PrestaShop est nettement plus orienté marketplace : 21 % de ses utilisateurs sont référencés sur au moins une place de marché, contre seulement 5 % pour Shopify. L'écosystème de modules PrestaShop (connecteurs Cdiscount, Amazon, etc.) est plus mature pour la distribution multi-canal en France. Magento va encore plus loin avec 26 % de présence marketplace.

Les e-commerçants omnicanaux reçoivent-ils plus de trafic web ?

Oui, et de manière significative. Un e-commerçant omnicanal complet génère en médiane 2 871 visites/mois, contre 275 pour un pure player — un facteur 10x. Les click-and-mortar (site + retail) atteignent 667 visites/mois, et les e-commerçants sur marketplace sans retail 1 072 visites/mois.

Ce que révèle cette cartographie

Trois enseignements majeurs se dégagent de cette analyse.

L'omnicanalité reste un privilège. Avec seulement 3,4 % d'e-commerçants véritablement omnicanaux, la France est encore loin du « commerce unifié » promis par les éditeurs de solutions. La complexité technique, logistique et financière de la distribution multi-canal reste un frein majeur pour l'immense majorité des acteurs.

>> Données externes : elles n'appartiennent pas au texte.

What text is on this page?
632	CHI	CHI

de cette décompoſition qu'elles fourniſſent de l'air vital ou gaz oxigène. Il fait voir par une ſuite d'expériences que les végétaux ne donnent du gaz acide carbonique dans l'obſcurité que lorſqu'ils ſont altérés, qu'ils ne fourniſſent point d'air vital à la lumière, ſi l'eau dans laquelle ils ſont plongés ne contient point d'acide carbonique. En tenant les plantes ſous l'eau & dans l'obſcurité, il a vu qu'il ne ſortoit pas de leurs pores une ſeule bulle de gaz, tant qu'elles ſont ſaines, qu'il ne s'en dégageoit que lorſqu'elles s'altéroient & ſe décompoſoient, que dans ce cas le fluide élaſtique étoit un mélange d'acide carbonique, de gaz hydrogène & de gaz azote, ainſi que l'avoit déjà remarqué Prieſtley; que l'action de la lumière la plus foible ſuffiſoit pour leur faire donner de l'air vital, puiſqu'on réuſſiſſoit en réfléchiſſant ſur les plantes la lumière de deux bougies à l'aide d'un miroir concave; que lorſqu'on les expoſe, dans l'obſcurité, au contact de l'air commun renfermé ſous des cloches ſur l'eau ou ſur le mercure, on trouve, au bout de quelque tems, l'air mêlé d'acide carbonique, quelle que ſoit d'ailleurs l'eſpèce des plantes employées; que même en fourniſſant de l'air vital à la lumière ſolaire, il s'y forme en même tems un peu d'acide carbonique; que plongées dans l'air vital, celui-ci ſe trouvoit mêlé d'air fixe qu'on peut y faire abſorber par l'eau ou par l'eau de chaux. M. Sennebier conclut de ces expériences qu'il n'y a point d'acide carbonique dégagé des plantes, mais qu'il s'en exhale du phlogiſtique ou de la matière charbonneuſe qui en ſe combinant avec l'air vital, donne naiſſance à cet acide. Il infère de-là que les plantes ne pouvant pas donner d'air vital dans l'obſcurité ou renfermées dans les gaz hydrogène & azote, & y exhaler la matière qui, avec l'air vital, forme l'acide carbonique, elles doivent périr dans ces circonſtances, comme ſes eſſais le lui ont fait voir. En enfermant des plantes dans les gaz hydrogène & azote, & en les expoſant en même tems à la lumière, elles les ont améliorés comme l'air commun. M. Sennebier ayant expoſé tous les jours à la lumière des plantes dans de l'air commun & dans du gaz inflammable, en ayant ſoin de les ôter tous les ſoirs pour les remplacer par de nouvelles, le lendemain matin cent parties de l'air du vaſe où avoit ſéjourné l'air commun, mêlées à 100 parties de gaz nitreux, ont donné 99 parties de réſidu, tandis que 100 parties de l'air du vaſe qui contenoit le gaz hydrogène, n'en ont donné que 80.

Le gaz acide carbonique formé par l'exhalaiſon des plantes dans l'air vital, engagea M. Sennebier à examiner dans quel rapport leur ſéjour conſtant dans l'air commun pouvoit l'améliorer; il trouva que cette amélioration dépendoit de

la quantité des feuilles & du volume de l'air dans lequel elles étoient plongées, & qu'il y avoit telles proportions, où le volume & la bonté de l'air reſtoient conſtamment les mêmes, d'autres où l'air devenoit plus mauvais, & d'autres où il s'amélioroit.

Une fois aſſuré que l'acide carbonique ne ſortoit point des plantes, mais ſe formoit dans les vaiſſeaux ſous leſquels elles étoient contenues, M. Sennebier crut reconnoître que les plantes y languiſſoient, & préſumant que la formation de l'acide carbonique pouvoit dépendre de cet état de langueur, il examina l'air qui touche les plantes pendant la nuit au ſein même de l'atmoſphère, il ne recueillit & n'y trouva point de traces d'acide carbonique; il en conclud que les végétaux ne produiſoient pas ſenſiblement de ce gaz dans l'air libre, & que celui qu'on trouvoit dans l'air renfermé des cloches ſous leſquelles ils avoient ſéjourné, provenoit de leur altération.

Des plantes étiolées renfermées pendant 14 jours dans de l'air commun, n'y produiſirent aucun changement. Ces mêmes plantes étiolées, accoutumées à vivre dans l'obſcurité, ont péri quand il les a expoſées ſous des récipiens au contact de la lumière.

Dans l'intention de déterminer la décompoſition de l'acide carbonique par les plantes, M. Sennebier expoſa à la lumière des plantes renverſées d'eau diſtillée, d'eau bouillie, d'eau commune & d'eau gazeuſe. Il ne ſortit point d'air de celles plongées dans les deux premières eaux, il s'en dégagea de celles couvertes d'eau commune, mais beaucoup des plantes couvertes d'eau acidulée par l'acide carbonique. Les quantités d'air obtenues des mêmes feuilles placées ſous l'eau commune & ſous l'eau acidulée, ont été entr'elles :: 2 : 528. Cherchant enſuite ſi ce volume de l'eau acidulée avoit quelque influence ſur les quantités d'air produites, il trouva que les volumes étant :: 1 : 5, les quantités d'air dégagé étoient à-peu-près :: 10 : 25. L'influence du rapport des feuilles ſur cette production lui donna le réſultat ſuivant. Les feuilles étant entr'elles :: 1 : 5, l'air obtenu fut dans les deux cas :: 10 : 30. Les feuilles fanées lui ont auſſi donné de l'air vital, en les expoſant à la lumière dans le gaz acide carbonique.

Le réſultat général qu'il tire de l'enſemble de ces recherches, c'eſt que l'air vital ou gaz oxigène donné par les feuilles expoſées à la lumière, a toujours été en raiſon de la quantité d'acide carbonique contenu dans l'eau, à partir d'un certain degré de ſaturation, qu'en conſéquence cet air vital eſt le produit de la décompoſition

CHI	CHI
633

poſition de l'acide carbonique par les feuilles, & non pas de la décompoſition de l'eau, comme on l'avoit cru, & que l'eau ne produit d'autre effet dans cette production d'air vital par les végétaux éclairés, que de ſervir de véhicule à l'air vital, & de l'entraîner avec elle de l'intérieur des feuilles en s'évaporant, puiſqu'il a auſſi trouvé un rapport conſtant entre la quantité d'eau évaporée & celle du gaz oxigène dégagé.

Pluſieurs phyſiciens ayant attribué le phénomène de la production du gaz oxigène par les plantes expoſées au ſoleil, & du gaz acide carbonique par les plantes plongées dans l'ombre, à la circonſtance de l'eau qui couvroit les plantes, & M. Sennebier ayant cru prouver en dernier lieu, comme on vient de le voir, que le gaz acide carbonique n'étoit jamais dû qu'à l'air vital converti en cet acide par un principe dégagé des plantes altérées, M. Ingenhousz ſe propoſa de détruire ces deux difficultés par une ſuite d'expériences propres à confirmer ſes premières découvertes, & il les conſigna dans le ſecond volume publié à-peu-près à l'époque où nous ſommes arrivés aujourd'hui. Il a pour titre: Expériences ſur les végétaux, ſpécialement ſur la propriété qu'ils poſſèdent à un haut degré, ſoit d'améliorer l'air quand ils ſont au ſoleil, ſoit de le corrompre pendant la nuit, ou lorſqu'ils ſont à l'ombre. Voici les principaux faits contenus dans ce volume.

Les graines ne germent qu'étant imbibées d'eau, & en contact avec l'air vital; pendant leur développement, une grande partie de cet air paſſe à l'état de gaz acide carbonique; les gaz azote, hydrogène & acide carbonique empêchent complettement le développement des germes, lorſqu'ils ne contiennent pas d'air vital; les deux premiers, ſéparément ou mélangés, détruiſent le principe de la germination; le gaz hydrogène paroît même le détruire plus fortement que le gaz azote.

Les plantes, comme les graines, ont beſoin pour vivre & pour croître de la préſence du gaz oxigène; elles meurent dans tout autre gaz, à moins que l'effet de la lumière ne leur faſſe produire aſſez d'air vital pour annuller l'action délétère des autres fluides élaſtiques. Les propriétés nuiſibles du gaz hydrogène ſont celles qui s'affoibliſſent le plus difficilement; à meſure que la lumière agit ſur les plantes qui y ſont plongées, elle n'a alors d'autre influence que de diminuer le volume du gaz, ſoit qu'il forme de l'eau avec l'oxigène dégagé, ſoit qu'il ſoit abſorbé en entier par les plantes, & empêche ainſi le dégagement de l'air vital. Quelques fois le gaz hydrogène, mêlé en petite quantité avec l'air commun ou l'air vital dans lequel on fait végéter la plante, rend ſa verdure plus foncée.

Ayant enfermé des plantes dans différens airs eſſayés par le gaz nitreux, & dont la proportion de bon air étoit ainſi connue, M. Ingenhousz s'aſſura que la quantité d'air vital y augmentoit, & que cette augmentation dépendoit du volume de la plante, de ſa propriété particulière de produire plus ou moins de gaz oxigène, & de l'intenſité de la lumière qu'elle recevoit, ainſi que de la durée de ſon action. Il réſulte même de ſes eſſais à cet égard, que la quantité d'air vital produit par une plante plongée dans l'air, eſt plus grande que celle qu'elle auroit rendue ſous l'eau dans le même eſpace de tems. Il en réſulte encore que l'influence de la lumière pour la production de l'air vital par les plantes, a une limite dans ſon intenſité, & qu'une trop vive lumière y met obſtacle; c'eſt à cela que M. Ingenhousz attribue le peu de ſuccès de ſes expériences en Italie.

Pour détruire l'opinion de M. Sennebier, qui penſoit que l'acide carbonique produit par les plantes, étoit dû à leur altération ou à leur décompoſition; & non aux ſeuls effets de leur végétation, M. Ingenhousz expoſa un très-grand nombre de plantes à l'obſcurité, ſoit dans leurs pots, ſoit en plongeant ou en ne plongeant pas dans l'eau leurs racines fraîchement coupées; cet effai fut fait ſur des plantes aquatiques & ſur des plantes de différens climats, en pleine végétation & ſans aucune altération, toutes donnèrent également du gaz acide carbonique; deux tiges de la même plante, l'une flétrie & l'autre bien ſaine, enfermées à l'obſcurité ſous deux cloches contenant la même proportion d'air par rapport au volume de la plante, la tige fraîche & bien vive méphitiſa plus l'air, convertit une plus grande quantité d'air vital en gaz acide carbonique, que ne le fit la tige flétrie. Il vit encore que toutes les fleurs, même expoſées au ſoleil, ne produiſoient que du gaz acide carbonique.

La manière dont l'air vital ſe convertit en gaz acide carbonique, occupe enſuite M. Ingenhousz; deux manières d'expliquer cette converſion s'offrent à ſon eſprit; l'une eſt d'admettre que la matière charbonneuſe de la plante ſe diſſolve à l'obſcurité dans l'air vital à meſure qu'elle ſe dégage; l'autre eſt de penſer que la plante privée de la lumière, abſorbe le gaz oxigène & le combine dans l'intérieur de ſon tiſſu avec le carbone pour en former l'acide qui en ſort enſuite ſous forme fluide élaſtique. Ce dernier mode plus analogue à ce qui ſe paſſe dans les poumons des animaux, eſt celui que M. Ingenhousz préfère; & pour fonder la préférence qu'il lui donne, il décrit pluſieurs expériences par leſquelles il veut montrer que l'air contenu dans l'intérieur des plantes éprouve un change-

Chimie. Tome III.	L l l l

Le retail physique n'est pas mort — il est sous-exploité. 46 % des e-commerçants ont au moins une boutique, mais seuls 7,5 % d'entre eux ont aussi investi les marketplaces. Le potentiel de croissance est là : les acteurs qui franchissent le pas affichent un trafic web médian 10x supérieur.

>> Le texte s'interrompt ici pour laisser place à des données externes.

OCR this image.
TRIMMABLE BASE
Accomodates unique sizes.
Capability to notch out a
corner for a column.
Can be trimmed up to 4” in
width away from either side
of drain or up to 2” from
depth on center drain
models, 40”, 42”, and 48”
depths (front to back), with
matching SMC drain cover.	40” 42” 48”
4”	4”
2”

Les marketplaces sont un jeu de spécialistes. Cdiscount et Amazon captent l'essentiel du flux, mais les marketplaces verticales (Leroy Merlin, Castorama, Decathlon, La Redoute) offrent des opportunités de niche considérables dans le bricolage, le sport et la mode. Les PME les plus agiles, comme happy-garden.fr ou homifab.com, l'ont compris et jonglent avec 5 à 7 plateformes simultanément.

Cette étude croise trois bases de données propriétaires : la base lebot.in de 152 630 sites e-commerce français identifiés par SIREN (rafraîchie mensuellement), une base de 1,7 million d'établissements physiques issus de Google Maps, et une base de plus de 300 000 vendeurs sur 10 marketplaces françaises (dont 20 000+ entreprises françaises). Les rapprochements sont réalisés par SIREN. Les données de trafic sont des estimations moyennes sur 3 mois.